The first density histogram is showing us the distribution of data for body mass weight over all three species of penguins. The second density histogram is showing us the distribution of data for body mass weight per each species. This allows us to see what the most common weight range is for each species of penguin.

*Answer:*

6.  Let's spruce up the plot from question 4 a bit. (3 points)
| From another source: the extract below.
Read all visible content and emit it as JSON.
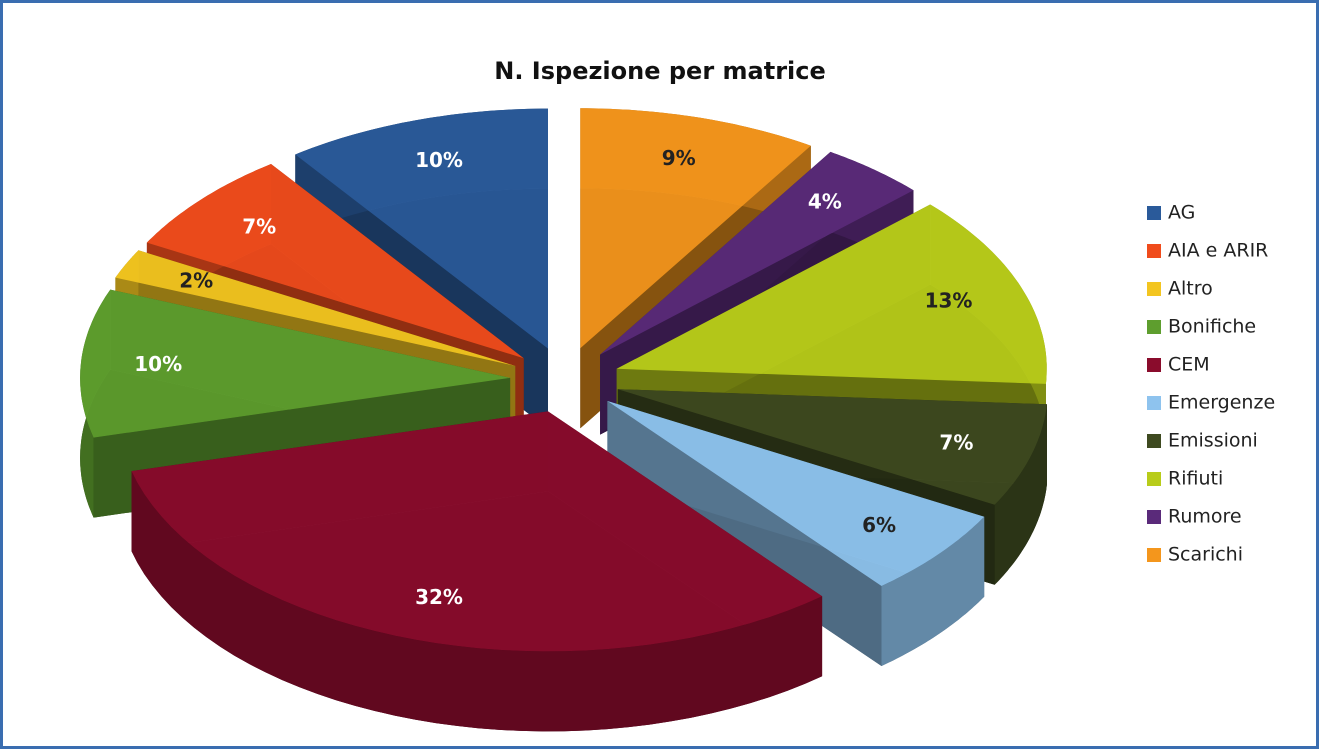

Make the following changes:

-   edit the x-axis and y-axis labels to be capitalized and easier to read
-   capitalize the legend title ("Species" instead of "species")
-   choose a pre-programmed theme for your plot; I recommend `theme_bw()` or `theme_classic()`, but you can choose whichever one you like, as long as the axes titles and legend remain!

```{r}
ggplot(penguins, aes(body_mass_g, color = species, fill = species)) +
  geom_density(alpha = 0.5) +
  labs(x="Body Mass (g)", 
       y="Density",
       color = "Species",
       fill="Species") +
  theme(legend.position = "top") +
  theme_classic()
```

### Scatter Plot

7.  Make a scatter plot with flipper length on the x-axis (horizontal) and bill length on the y-axis (vertical) for all penguins, regardless of species. (2 points)

```{r}
ggplot(penguins, aes(flipper_length_mm, bill_length_mm)) +
  geom_point()
```

8.  Now, let's make this plot shine. Make the following edits. (3 point)
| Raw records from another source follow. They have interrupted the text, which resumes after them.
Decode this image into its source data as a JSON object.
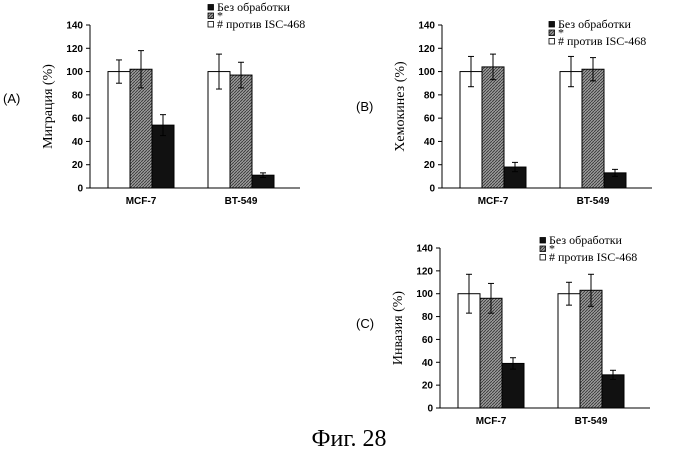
{
  "figure_caption": "Фиг. 28",
  "colors": {
    "untreated": "#111111",
    "star": "#8c8c8c",
    "anti": "#ffffff",
    "axis": "#000000"
  },
  "chart_data": [
    {
      "type": "bar",
      "panel_label": "(A)",
      "ylabel": "Миграция (%)",
      "ylim": [
        0,
        140
      ],
      "yticks": [
        0,
        20,
        40,
        60,
        80,
        100,
        120,
        140
      ],
      "categories": [
        "MCF-7",
        "BT-549"
      ],
      "legend_position": "top-right",
      "series": [
        {
          "name": "# против ISC-468",
          "values": [
            100,
            100
          ],
          "errors": [
            10,
            15
          ]
        },
        {
          "name": "*",
          "values": [
            102,
            97
          ],
          "errors": [
            16,
            11
          ]
        },
        {
          "name": "Без обработки",
          "values": [
            54,
            11
          ],
          "errors": [
            9,
            2
          ]
        }
      ]
    },
    {
      "type": "bar",
      "panel_label": "(B)",
      "ylabel": "Хемокинез (%)",
      "ylim": [
        0,
        140
      ],
      "yticks": [
        0,
        20,
        40,
        60,
        80,
        100,
        120,
        140
      ],
      "categories": [
        "MCF-7",
        "BT-549"
      ],
      "legend_position": "top-right",
      "series": [
        {
          "name": "# против ISC-468",
          "values": [
            100,
            100
          ],
          "errors": [
            13,
            13
          ]
        },
        {
          "name": "*",
          "values": [
            104,
            102
          ],
          "errors": [
            11,
            10
          ]
        },
        {
          "name": "Без обработки",
          "values": [
            18,
            13
          ],
          "errors": [
            4,
            3
          ]
        }
      ]
    },
    {
      "type": "bar",
      "panel_label": "(C)",
      "ylabel": "Инвазия (%)",
      "ylim": [
        0,
        140
      ],
      "yticks": [
        0,
        20,
        40,
        60,
        80,
        100,
        120,
        140
      ],
      "categories": [
        "MCF-7",
        "BT-549"
      ],
      "legend_position": "top-right",
      "series": [
        {
          "name": "# против ISC-468",
          "values": [
            100,
            100
          ],
          "errors": [
            17,
            10
          ]
        },
        {
          "name": "*",
          "values": [
            96,
            103
          ],
          "errors": [
            13,
            14
          ]
        },
        {
          "name": "Без обработки",
          "values": [
            39,
            29
          ],
          "errors": [
            5,
            4
          ]
        }
      ]
    }
  ]
}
-   show a different marker color depending on the penguin species.
-   edit the x-axis and y-axis labels to be capitalized and easier to read
-   capitalize the legend title ("Species" instead of "species")
-   choose a pre-programmed theme for your plot; I recommend `theme_bw()` or `theme_classic()`, but you can choose whichever one you like, as long as the axes titles and legend remain!

```{r}
ggplot(penguins, aes(flipper_length_mm, bill_length_mm, color = species, fill = species)) +
  geom_point() +
  labs(x="Flipper Length (mm)", 
       y="Bill Length (mm)",
       color = "Species",
       fill="Species") +
  theme_classic()
```

9.  Write 1-2 sentences discussing why including color based on species is important, based on the two plots above. (2 points)

*Answer:*

Sorting our data distribution by color allows us to see a clear pattern between bill length and flipper length trends by species. For example, the Adelle species of penguin tends to have the shortest bill length and flipper length, and we would not be able to see this trend without color coding.